Breast cancer can spread to several different areas of the body, and sites of metastasis can vary based on the type of breast cancer a patient develops. Ductal carcinoma more commonly spreads to the lung, liver, bone, and brain, whereas lobular carcinoma metastasizes to the GI tract, gynecologic organs, peritoneum, and retroperitoneum.2,5 Given its rarity, the true incidence of colonic metastasis is not known. In 1979, a study by Cifuentes and Pickren reported that in postmortem evaluation of 707 cases of metastatic mammary gland carcinoma, 8% of cases involved the large intestine.6 Borst and Ingold reported in their autopsy series that the incidence of overall GI metastases was 4.5% for invasive lobular carcinoma vs 0.2% for invasive ductal carcinoma.7 A more recent retrospective review by McLemore et al showed that of 12,001 patients diagnosed with metastatic breast cancer, 41 patients were confirmed to have spread to the GI tract.8 Finally, Ambroggi et al reviewed 206 cases of GI metastasis from primary breast cancer and found that 11% had colon or small intestinal spread.9
Although metastatic disease to the GI tract is uncommon, it is even more unusual for a patient to obtain their initial diagnosis of breast cancer from colonoscopy. Nonspecific and variable symptoms of metastatic disease can mimic other GI diseases and make diagnosis difficult. Metastatic lesions to the colon are considered to originate from the submucosal or seromuscular layers; however, endoscopically, it was difficult to determine this for our patient's lesions because there was no associated induration or mucosal ulceration to suggest deeper involvement as seen in metastatic lesions or primary adenocarcinoma.10 Our patient had undergone mammography for routine breast cancer screening just 3 months before her procedure with no findings of malignancy, although her breasts were described as heterogeneously dense.
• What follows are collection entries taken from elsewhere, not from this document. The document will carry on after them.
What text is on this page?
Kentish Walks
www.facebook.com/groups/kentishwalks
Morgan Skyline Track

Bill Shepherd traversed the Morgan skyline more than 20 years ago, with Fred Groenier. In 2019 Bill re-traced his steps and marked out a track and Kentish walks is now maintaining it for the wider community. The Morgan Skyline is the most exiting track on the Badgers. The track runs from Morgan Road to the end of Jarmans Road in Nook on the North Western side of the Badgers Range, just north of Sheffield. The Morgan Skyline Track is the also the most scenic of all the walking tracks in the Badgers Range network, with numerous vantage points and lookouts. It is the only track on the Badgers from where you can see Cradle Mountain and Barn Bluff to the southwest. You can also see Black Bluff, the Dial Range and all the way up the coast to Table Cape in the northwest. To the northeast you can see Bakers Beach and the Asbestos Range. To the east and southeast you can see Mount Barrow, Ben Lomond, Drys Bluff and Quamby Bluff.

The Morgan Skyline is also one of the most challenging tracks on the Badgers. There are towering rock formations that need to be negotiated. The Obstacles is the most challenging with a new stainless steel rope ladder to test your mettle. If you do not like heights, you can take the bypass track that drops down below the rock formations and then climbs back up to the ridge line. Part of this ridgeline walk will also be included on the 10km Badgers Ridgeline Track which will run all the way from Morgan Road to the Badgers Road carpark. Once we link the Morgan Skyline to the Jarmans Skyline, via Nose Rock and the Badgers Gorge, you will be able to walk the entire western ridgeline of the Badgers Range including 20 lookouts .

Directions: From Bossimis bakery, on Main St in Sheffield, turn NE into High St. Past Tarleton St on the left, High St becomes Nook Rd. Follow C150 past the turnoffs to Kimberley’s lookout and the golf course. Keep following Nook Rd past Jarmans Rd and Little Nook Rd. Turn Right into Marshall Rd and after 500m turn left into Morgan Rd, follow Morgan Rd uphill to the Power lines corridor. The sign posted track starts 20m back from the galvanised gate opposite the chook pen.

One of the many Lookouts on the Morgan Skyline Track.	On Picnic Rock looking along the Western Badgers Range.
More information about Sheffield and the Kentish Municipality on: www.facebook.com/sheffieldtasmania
Most patients with GI spread will also have metastases to other organs as was the case with our patient.11 Standard therapies for hormone-receptor-positive malignancy involve endocrine therapy, which is often combined with a targeted therapy such as a cyclin-dependent kinase 4/6 inhibitor.12,13 Surgical intervention has not been shown to affect survival and is thus typically reserved for cases of intestinal perforation, bleeding, or obstruction.2,8 Physicians should be aware of the possibility of GI metastases of breast cancer and have an increased suspicion in patients presenting with new-onset GI complaints. We recommend a biopsy of all atypical polypoid lesions in the colon irrespective of the size of the lesion.
Author contributions: J. Bering and SR Gurudu wrote the manuscript. M. Ryan provided the pathology images. SR Gurudu is the article guarantor.
Financial disclosure: None to report.
Informed consent was obtained for this case report.